Party On, Dave.
I'm a party person. I like to enrich my calendar with the occasional rage. If there's a turn on somewhere, I'll be there — usually in the kitchen in close proximity to the refrigerator. Although my tipple has changed over the years, I imbibe more than the odd glass.
In four states, I've partied. I've B my O G to many a domestic venue excused with such terms as "house warming", "birthday", "twenty-first" and "fundraiser". My partying has taken my ear from Bob Dylan to Arrested Development. I'm a veteran.
When Gough Whitlam stood on the steps of parliament back in '75 and told us, "Maintain your rage, Australia!" I just thought that man was so hip. All I wanted was to party on.
But what's a party person to do? When I first took up partying seriously my first stop was the ALP. I then drifted into the Communist Party in search of a crowd more my kind. Selling Tribune ("the only paper your boss doesn't own or print") and standing on picket lines seemed more fruitful than hanging around the doorway rubbing shoulders with the notables and fixing up the numbers at ALP state conferences.

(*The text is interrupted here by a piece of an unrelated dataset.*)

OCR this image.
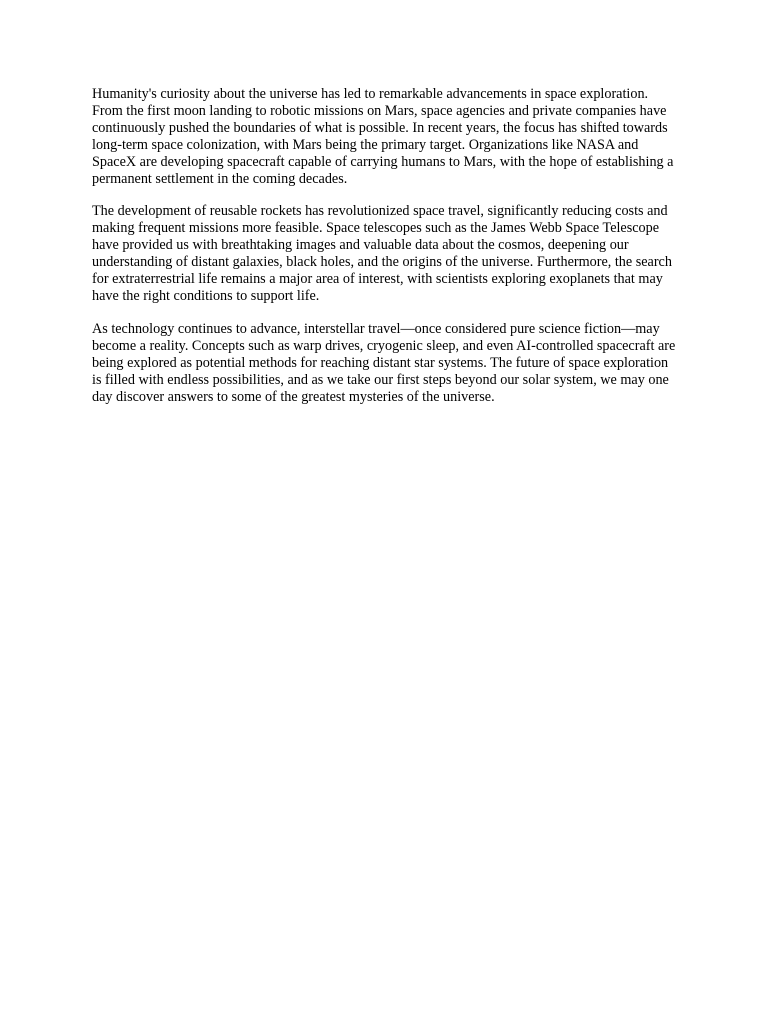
Humanity's curiosity about the universe has led to remarkable advancements in space exploration. From the first moon landing to robotic missions on Mars, space agencies and private companies have continuously pushed the boundaries of what is possible. In recent years, the focus has shifted towards long-term space colonization, with Mars being the primary target. Organizations like NASA and SpaceX are developing spacecraft capable of carrying humans to Mars, with the hope of establishing a permanent settlement in the coming decades.

The development of reusable rockets has revolutionized space travel, significantly reducing costs and making frequent missions more feasible. Space telescopes such as the James Webb Space Telescope have provided us with breathtaking images and valuable data about the cosmos, deepening our understanding of distant galaxies, black holes, and the origins of the universe. Furthermore, the search for extraterrestrial life remains a major area of interest, with scientists exploring exoplanets that may have the right conditions to support life.

As technology continues to advance, interstellar travel—once considered pure science fiction—may become a reality. Concepts such as warp drives, cryogenic sleep, and even AI-controlled spacecraft are being explored as potential methods for reaching distant star systems. The future of space exploration is filled with endless possibilities, and as we take our first steps beyond our solar system, we may one day discover answers to some of the greatest mysteries of the universe.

Maybe I was just too keen to be where the action was, and somehow neither the CP nor Labor could put on a good turn. I'd always come home embarrassed over some incident or someone's behaviour.
But I was lucky. I could pull up after all this without so much as a hangover. Still keen to do it again, rather than partake in the hair of the dog I sought out a new crowd.
When you have some fire in your belly, you don't want it to turn into an ulcer, do you?
Back then, parties seemed to be going on all over. Each one promising to party on until a new dawn. They all raged and each one insisted that they had their own special something which made them different from their neighbour. None of them were big. A French bloke I know referred to them all as "groupuscules". It was almost as though you could call together your own party then wait and see who turned up after the invites had been posted.
Even with so many pre- and proto-parties around, there was also a line offered in Claytons — the party you have when you don't have a party. Come the moment when it was time to go out and rage there would be a wide choice to select from.
Nowadays, partying is not seen as the "in" thing to do. But I think the people who run the activity down are mistaken. Parties are the best way to maintain your rage. We all get hot under the collar every now and then. For a time we each embrace social life in a big way.
There's nothing wrong with that — I'm all for spontaneity — but there always seems to be a reason to party. Maybe the good times don't roll as often as they should and more folk than usual decide to stay at home. But if they don't turn up again, who is there to tell the tale of rages past? There's more to it than sending out for pizza.
So how would you know a good party if you came across it? The answer is simple: the one that returns to rage again and again. That's how I judge them, and I should know because I've been in a few. Maybe you'd like to join me and we could perhaps ... party on.